Future Work: (1) Explore distillation strategies to make UniSRM lightweight; (2) Introduce active learning to prioritize annotating high-uncertainty samples; (3) Research adaptive dimension selection.

vs. WavReward / SageLM: These methods focus on single-turn or utterance-level evaluation and often use rule-based RL. UniSRM covers richer task scenarios and explicitly constrains dimension-level consistency via RCR.
vs. SpeechJudge: While the latter generates rationales, it targets the utterance level with limited dimensions. UniSRM extends this to dialogue-level evaluation.
vs. QualiSpeech / AudioJudge: These focus on low-level quality features, whereas UniSRM incorporates high-level, context-aware evaluation.

Rating¶

Novelty: ⭐⭐⭐⭐⭐ The RCR design is an innovative improvement for multi-step reasoning evaluation.
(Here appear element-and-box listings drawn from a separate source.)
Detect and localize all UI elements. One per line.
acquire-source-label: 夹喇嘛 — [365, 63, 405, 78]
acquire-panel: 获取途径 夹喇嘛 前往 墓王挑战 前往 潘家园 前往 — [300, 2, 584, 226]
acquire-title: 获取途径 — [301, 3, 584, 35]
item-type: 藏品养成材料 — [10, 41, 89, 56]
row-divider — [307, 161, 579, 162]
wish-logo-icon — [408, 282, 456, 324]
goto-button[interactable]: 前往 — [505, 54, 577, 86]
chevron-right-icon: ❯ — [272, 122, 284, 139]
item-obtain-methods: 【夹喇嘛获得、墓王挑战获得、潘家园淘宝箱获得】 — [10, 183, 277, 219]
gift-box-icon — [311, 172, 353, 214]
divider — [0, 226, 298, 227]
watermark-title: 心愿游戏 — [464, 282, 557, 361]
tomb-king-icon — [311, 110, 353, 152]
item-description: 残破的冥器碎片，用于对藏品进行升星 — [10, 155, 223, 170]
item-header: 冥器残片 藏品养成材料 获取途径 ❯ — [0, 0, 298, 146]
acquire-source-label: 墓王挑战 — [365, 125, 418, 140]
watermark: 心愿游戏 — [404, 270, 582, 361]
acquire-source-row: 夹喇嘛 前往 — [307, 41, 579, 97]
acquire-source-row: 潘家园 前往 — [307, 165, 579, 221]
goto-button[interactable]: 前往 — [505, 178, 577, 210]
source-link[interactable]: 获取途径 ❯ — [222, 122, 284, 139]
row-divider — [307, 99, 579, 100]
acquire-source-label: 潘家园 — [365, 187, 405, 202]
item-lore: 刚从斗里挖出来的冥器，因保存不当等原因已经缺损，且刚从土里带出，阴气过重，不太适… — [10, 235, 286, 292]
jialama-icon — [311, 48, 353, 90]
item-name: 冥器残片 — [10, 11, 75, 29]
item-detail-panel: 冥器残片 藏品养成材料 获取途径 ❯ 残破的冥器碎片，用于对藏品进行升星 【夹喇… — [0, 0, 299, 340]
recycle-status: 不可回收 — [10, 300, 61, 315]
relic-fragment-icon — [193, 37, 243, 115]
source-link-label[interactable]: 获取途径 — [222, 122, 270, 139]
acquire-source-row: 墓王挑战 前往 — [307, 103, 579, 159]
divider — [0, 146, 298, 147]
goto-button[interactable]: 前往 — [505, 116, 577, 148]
The unified framework is comprehensive and executed at the state-of-the-art level.
Experimental Thoroughness: ⭐⭐⭐⭐⭐ Includes 4 complementary tasks, 3 levels of ablation, fine-grained dimension analysis, and cross-dataset validation.
Writing Quality: ⭐⭐⭐⭐ Logical and well-motivated, though discussions on the trade-off between computational cost and practicality are slightly brief.
Value: ⭐⭐⭐⭐⭐ Provides a reusable paradigm and open dataset for speech generation reward modeling, contributing significantly to the speech RLHF ecosystem.